Genève: il tente de faire assassiner sa riche épouse

Un financier, impliqué dans la tentative d'assassinat de sa riche épouse, comparaît devant le Tribunal criminel de Genève depuis lundi. Trois autres personnes sont également sur le banc des accusés.

01 oct. 2014, 18:39
Le procès s'est ouvert lundi matin au Tribunal criminel de Genève. L'accusé assure n'avoir pas prémédité son crime.

Le procès de quatre hommes impliqués dans la tentative d'assassinat d'une riche épouse s'est poursuivi mercredi devant le Tribunal criminel de Genève avec l'interrogatoire de l'entrepreneur. Ce Kosovar est accusé d'avoir servi d'intermédiaire entre le mari et un compatriote qui a trouvé le tueur à gages.

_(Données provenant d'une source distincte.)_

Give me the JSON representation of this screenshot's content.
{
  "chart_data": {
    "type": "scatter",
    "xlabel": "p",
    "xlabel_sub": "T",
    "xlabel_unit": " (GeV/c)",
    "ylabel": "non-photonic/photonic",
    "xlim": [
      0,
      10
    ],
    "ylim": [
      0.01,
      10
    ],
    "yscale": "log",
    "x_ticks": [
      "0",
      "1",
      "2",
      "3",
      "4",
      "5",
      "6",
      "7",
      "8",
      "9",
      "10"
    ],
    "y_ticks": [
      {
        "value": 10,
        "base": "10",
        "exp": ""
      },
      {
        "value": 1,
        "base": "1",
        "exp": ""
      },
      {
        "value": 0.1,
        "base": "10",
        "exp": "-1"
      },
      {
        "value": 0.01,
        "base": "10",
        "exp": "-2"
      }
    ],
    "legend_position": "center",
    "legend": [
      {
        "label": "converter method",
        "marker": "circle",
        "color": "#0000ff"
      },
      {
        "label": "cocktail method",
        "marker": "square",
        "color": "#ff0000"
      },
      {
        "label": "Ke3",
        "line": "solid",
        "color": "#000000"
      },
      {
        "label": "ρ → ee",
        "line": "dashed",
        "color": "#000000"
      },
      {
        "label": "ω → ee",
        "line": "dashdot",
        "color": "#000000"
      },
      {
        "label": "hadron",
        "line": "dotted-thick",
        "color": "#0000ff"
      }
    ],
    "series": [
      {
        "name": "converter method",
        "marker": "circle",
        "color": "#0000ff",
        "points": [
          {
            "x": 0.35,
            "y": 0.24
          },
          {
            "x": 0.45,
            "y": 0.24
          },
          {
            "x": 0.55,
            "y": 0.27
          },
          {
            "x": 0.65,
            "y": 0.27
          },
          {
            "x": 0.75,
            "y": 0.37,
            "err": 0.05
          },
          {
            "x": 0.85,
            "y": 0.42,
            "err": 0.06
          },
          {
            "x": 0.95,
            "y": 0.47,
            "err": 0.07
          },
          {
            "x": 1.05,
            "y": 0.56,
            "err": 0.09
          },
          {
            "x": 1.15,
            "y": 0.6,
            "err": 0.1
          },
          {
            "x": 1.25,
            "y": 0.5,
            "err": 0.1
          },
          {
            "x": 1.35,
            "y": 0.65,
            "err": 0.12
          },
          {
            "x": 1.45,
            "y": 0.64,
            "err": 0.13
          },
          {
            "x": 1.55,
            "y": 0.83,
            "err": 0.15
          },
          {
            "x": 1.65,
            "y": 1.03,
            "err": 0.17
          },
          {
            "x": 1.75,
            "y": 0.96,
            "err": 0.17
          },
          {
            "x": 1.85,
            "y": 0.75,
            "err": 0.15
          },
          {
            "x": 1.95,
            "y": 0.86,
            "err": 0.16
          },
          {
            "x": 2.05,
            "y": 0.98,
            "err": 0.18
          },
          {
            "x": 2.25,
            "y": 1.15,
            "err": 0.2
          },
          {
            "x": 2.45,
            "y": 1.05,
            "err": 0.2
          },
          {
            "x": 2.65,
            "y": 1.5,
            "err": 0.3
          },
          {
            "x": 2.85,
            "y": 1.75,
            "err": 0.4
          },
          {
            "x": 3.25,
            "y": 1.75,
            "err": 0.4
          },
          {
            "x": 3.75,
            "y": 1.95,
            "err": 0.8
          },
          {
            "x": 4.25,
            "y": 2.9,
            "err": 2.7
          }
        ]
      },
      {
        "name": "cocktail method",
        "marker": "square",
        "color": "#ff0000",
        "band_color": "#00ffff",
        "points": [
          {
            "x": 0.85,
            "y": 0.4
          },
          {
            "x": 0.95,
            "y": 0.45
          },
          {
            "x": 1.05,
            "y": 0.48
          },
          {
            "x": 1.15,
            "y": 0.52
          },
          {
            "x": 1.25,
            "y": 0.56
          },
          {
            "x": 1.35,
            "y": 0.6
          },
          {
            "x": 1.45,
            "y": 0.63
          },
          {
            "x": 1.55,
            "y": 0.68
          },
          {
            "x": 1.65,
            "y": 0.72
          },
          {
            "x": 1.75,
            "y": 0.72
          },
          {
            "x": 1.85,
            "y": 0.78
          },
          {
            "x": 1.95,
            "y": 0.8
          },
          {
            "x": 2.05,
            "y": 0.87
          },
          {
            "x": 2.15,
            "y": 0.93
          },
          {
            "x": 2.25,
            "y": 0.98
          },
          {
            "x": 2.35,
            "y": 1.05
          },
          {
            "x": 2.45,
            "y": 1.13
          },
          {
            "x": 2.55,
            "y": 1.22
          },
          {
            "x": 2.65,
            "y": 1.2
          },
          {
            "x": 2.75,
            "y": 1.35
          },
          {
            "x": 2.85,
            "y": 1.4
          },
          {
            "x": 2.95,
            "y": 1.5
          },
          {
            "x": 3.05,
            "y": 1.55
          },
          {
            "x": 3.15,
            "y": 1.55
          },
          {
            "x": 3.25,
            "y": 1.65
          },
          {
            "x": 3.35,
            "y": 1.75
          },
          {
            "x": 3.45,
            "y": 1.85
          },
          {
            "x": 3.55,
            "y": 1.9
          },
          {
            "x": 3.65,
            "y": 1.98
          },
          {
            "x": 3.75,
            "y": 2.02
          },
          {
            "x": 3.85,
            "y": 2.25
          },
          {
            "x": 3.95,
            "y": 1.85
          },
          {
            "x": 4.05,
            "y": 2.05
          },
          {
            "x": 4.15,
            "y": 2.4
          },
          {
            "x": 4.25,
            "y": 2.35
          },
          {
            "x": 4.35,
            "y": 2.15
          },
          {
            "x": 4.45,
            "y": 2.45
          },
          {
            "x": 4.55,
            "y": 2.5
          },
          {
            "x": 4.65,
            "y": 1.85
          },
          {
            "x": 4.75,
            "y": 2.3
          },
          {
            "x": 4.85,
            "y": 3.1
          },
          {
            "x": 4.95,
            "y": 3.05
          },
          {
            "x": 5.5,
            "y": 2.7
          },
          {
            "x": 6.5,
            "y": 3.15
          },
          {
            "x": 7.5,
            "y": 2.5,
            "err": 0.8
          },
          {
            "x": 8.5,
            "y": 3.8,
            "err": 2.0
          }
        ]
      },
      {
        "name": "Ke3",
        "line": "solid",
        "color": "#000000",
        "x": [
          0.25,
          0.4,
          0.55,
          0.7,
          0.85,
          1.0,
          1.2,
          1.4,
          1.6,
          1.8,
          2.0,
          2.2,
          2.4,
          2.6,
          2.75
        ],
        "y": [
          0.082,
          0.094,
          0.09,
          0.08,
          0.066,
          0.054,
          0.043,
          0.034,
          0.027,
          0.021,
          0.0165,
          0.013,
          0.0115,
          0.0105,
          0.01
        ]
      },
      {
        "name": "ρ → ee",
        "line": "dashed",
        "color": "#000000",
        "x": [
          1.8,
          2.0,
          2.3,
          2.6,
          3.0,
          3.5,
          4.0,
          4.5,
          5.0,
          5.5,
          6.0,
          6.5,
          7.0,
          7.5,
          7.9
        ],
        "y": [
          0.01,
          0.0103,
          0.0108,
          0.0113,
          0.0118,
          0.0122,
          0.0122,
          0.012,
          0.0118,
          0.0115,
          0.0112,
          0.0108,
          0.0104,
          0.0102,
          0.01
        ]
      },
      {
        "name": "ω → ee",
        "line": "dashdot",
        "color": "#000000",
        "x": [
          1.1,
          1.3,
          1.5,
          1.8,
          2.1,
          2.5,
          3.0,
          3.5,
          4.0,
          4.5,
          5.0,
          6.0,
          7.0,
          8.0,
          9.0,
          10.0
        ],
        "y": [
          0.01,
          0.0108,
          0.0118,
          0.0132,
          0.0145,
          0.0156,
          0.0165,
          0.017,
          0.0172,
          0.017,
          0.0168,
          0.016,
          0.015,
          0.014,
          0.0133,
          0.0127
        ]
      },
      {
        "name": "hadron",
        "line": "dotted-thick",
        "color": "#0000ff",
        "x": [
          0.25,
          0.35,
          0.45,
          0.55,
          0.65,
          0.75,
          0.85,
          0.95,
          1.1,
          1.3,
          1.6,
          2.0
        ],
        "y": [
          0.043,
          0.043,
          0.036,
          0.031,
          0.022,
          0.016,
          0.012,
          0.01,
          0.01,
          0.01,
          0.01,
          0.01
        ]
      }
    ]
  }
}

Le mari, un financier touché par la crise de 2008 et l'affaire Madoff, lui fait part en juin 2010 de son projet de faire tuer sa femme. Les époux étant séparés, il avait peur de perdre ses enfants, selon l'entrepreneur. L'acte d'accusation fait ressortir qu'il aurait hérité plus de 23 millions de francs de sa femme.

Le mari exige que l'homicide passe pour un cambriolage qui a mal tourné. Aux ordres de son ami et associé en affaires, l'entrepreneur trouve un premier tueur, qui disparaît avec l'acompte. Le financier se plaint d'être mené en bateau. Au printemps 2011, le Kosovar en parle à un compatriote, aujourd'hui âgé de 33 ans. C'est lui qui a trouvé un homme de main quelques mois plus tard.

Controdre

En janvier 2012, le mari s'impatiente et se fâche à nouveau. Mais le 12 février, il dit de tout arrêter. Un contrordre que l'entrepreneur affirme avoir transmis à son compatriote. Or le 19 février à 22h48, le cousin de ce dernier, 1,96 mètre pour plus de 100 kilos, agresse l'épouse dans le jardin de sa propriété de Chêne-Bougeries, à son retour de vacances. Il la blesse au cou et à la joue avec un couteau.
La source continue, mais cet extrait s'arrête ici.